The plot itself is an interesting idea, it is well-edited with no errors, but the writing needs a lot of work and perhaps some rethinking.
* * * * * * * * 8/10
Lyle was a character I found surprisingly easy to sympathise with. He’s uncertain of what he wants, in life or anything, with no hope or prospects coming his way. This is of course mostly due to lack of effort to make anything of himself, but then, what do you work toward if you don’t know what you want? He’s a character so uncertain of himself that he comments on how he is a different person for certain people, because that’s who they think he is. He makes a show of his life and makes a show of being… himself.
A good deal of the book is getting to know Lyle before he meets Holly, and from there focusses on their destructive relationship which doesn’t really get any oomph until they involve escorts.
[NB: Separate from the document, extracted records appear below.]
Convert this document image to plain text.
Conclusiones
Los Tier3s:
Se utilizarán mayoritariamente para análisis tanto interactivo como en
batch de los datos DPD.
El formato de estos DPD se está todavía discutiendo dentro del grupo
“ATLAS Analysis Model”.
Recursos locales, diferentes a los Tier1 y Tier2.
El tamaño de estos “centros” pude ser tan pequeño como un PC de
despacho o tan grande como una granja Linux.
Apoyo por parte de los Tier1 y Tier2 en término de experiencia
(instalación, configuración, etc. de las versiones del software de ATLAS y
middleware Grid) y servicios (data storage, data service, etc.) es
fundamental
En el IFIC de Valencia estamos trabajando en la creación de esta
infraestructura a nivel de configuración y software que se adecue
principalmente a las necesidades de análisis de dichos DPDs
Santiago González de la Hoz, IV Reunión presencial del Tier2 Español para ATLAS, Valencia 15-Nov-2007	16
While anyone else might look at that as being the beginning of the end and unhealthy while it lasts, neither of these two are able to see beyond their own confusion and certainly in Lyle’s case, selfishness.
I wasn’t very fond of the ending. It went quite quickly and suddenly from a couple hell-bent on ruining their lives as fast as they can, to a rather heavy moral lesson on the dark side of ‘escorts’. I wouldn’t describe it as a happy ending in particular, though I suppose that would depend on how you see happiness coming out of a relationship like that. I’m not too sure the choice Lyle and Holly made in the end was to the benefit of either of them.
* * * * * * * * * * 10 / 10
A book of short stories inspired by Little Red Riding Hood, ranging from cheeky, bloody, impolite to considered and moral. You wouldn’t think there were so many different ways to go with one story but there is, each one an utterly unique take on one basic plot until each is a story of its own.
There’s remarkable talent here, a book that you’ll think you’ll take a few days to read before you realise you just spent your evening turning pages, disappointed that there’s not more.
* * * * * * * * * * 10/10
I was utterly delighted with the brief reference to Hitchhikers.
It’s been sat for so long on my to-read shelf, I ended up watching it on Netflix before I ever got near it. Then I googled it and found out there’s a British TV show which I still need to sit down with, and finally I remembered I have the book, gathering dust.
Svlad Cjelli, otherwise known as Dirk Gently is not a psychic, not even a little. Definitely not. It’s just coincidence.
He is a holistic detective who will find your missing cat through proving the fundamental interconnectedness of all things.
It’s exactly the kind of book you’d expect from Douglas Adams, and every bit as good as Hitchhikers.